Wildlife NGOs claim that the methodology also tended to dramatically overestimate the populations of large carnivores. The official figure for the number of bears in Romania is over 6,000, and for wolves is 4,000. Yet with hundreds of hunting associations each responsible for monitoring a small area of land, and animals prone to wandering, it is understood that individual animals were often counted multiple times, potentially pushing the total population statistics up by thousands.
Announced late on Tuesday evening, the ban is expected to divide Romania’s population, pitching rural and urban dwellers against each other. The government’s decision has strong support in the larger cities, which have seen a growing movement against hunting in recent months. But in much of Romania’s remote countryside large carnivores are a daily threat to villagers and a persistent nuisance to livestock farmers, and many see hunting as the only solution.
Csaba Domokos, a bear specialist with wildlife protection NGO Milvus group, is convinced that the success or failure of the hunting ban rides on the government’s ability to address the rural population’s fears.
“Damages caused by large carnivores are a very real concern in the countryside,” he said. “The system up until now did not work; hunting does not reduce conflicts between carnivores and humans; in fact many studies show that with wolves and large cats, it can actually increase the problem.
“But the rural population believe that hunting is the answer, and unless they can be convinced otherwise, people may well start to take the problem into their own hands. The ban is a great step, but we don’t want hunting to be replaced by poaching.”
Domokos points out that hunters also have a vested interested in the protection of their quarry. “To some extent, hunting acts as a financial incentive for wildlife management, from preventing poaching to conserving habitats. There is some concern that once you take that away, the government will not invest enough to replace it.”

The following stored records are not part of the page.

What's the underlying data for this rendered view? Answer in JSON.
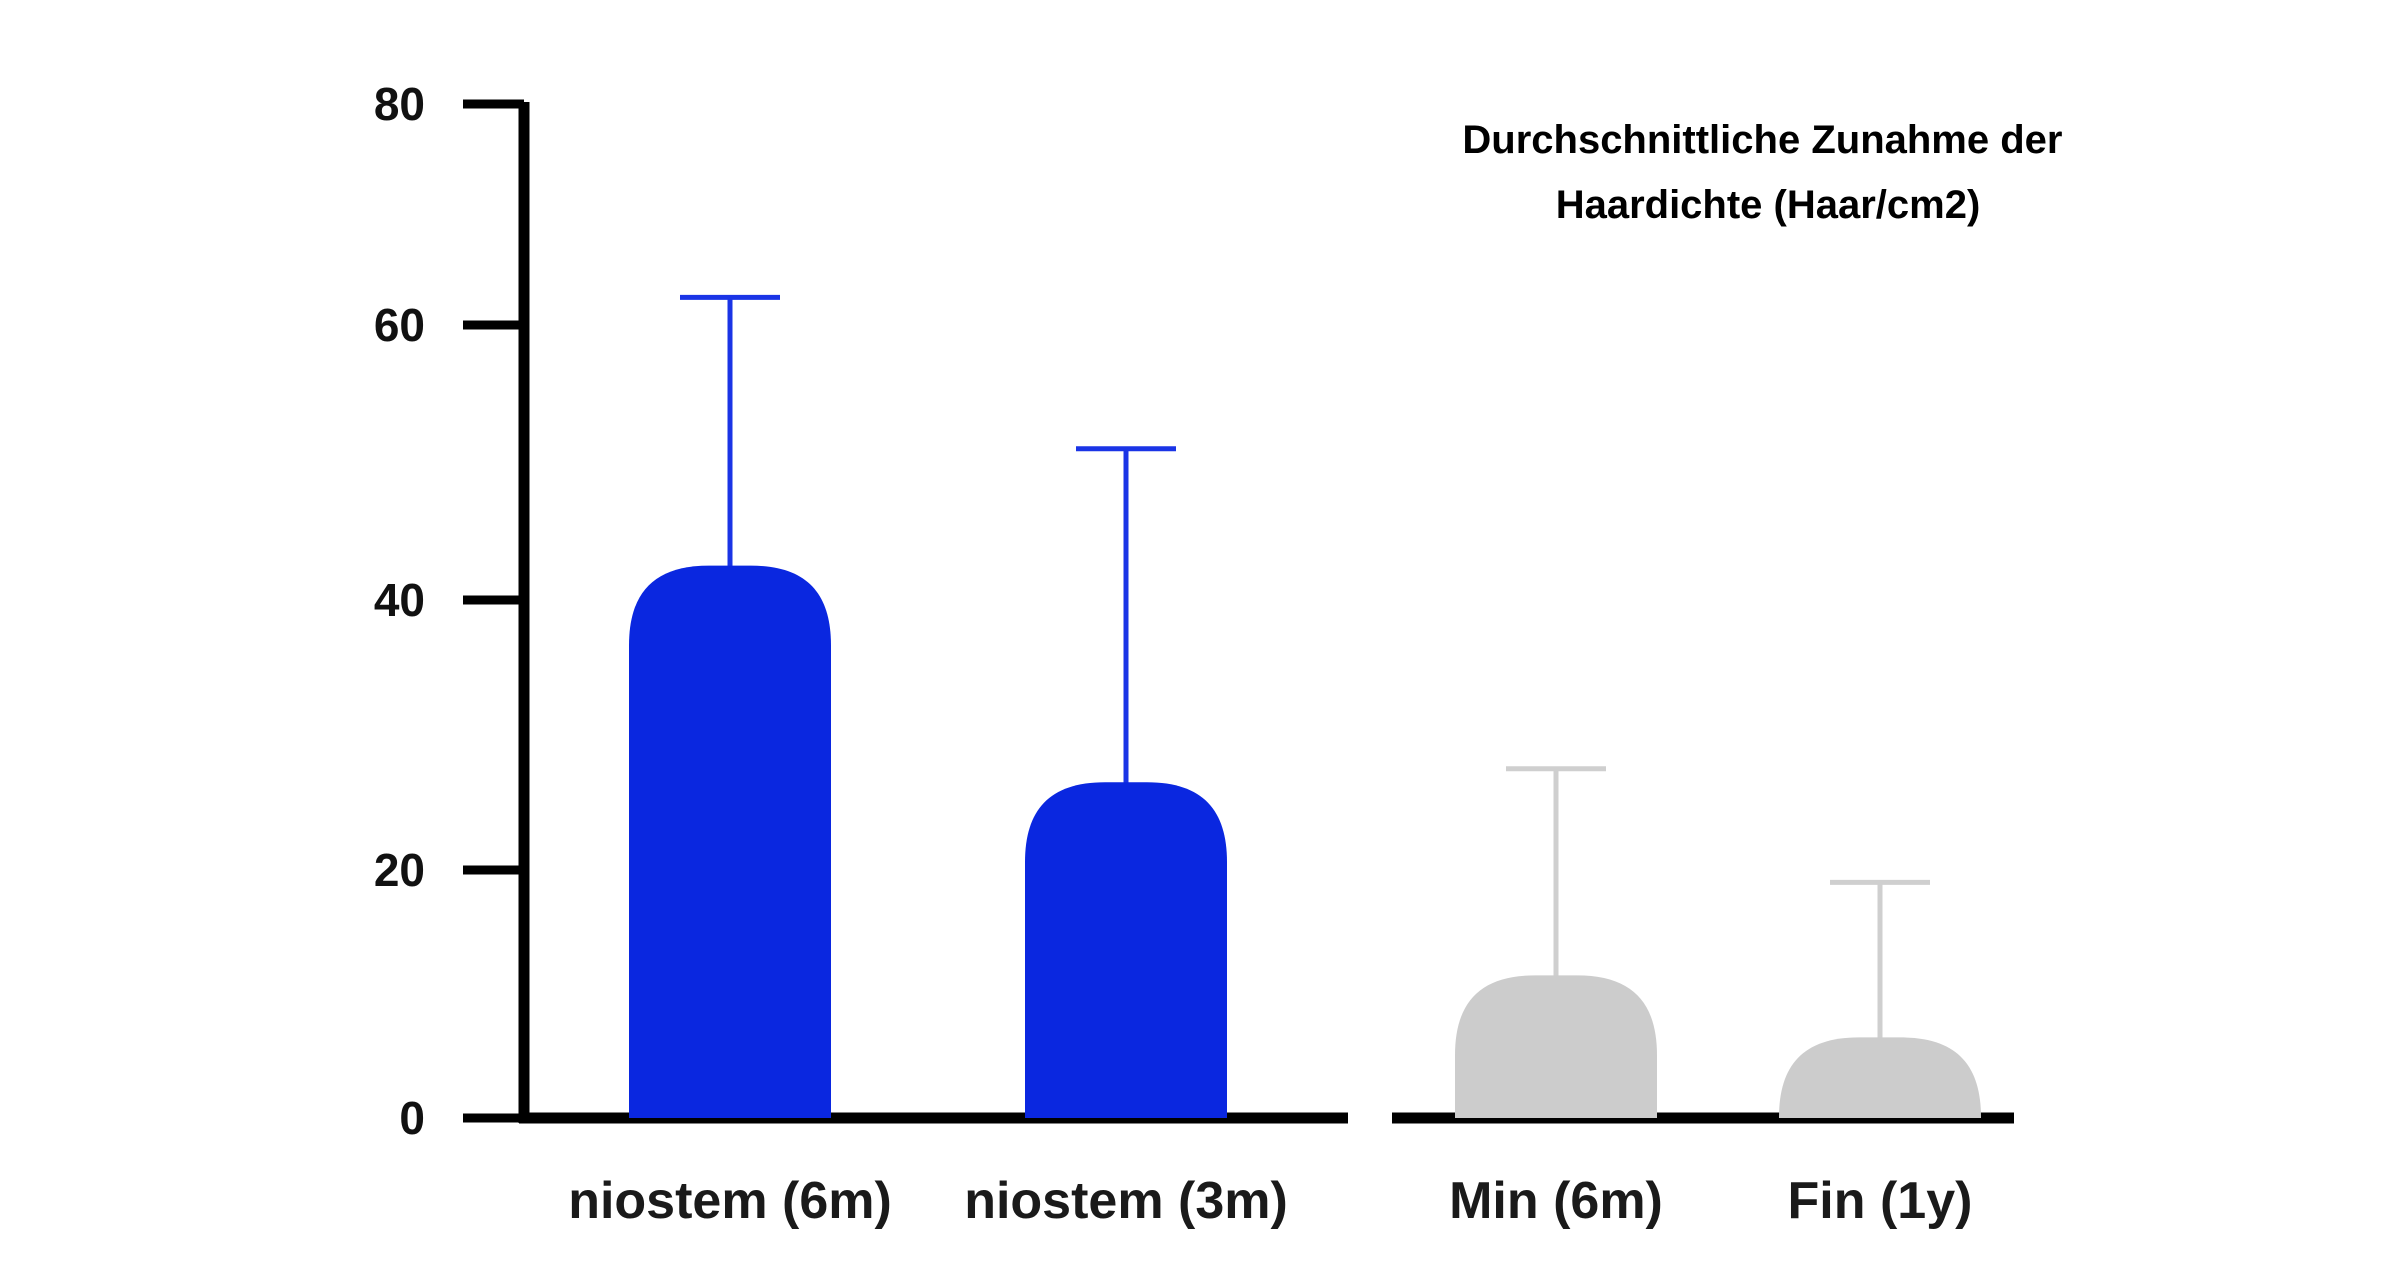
{
  "chart_data": {
    "type": "bar",
    "title_lines": [
      "Durchschnittliche Zunahme der",
      "Haardichte (Haar/cm2)"
    ],
    "xlabel": "",
    "ylabel": "",
    "ylim": [
      0,
      80
    ],
    "yticks": [
      0,
      20,
      40,
      60,
      80
    ],
    "categories": [
      "niostem (6m)",
      "niostem (3m)",
      "Min (6m)",
      "Fin (1y)"
    ],
    "values": [
      42.5,
      26.5,
      11.5,
      6.5
    ],
    "error_upper": [
      62.5,
      51,
      27.5,
      19
    ],
    "colors": [
      "#0a27e0",
      "#0a27e0",
      "#cccccc",
      "#cccccc"
    ],
    "groups": [
      [
        0,
        1
      ],
      [
        2,
        3
      ]
    ],
    "grid": false,
    "legend": "none"
  }
}
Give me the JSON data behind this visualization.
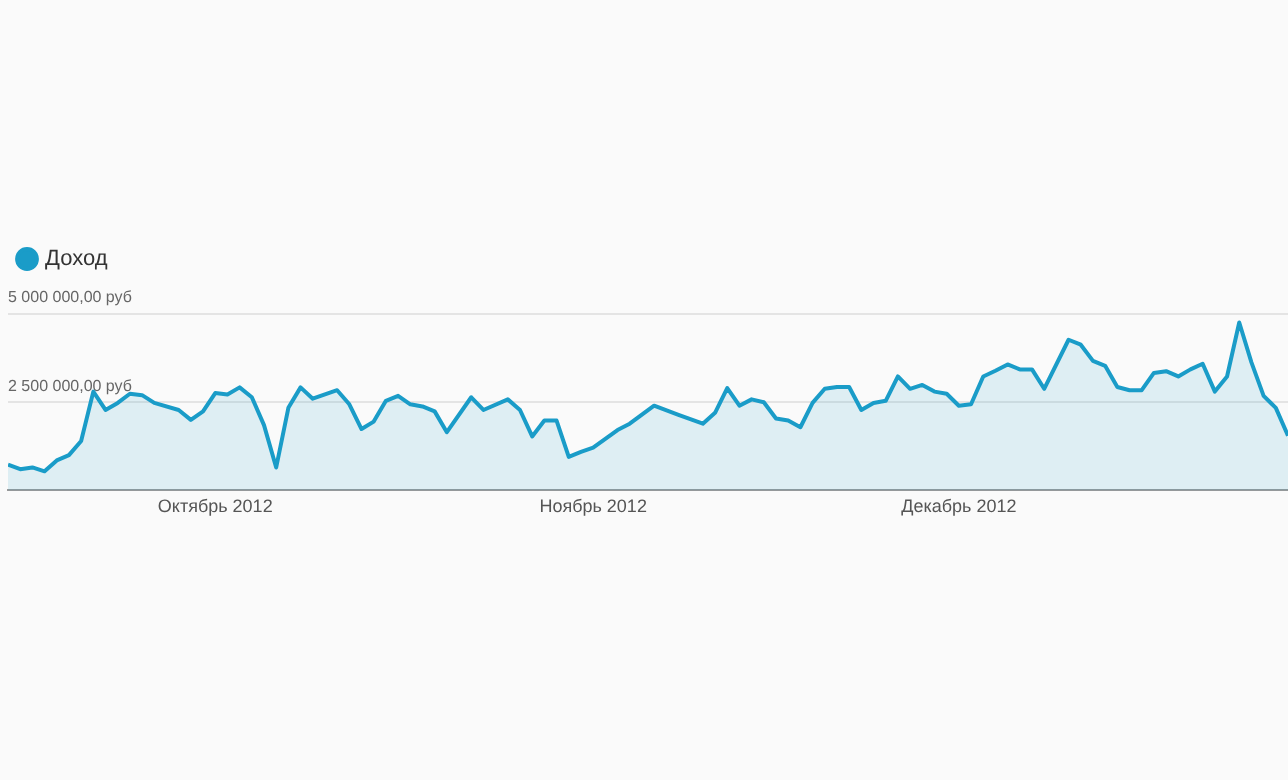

The government’s response is to take management into its own hands. A special unit is to be set up within the paramilitary police force that will assess any reports of damages by large carnivores and deal with the culprit animal directly. The ministry of environment have discussed the possibility of relocating the target animals abroad to countries interested in ‘rewilding’.
The ban comes amid a growing push for the protection of Romania’s wild mountains that has seen anti-corruption officers convict dozens of foresters, hunters and local officials in recent years.
Gabriel Paun, an activist and conservationist behind a petition that collected 11,000 signatures in the weeks before the hunting ban, sees the government’s decision as a step towards a safer future for Europe’s wild spaces: “The Carpathian mountains are home to more biodiversity than anywhere else in Europe, but for too long they have been ruthlessly exploited for forestry and hunting. Let’s hope the government’s decision is a sign of things to come.”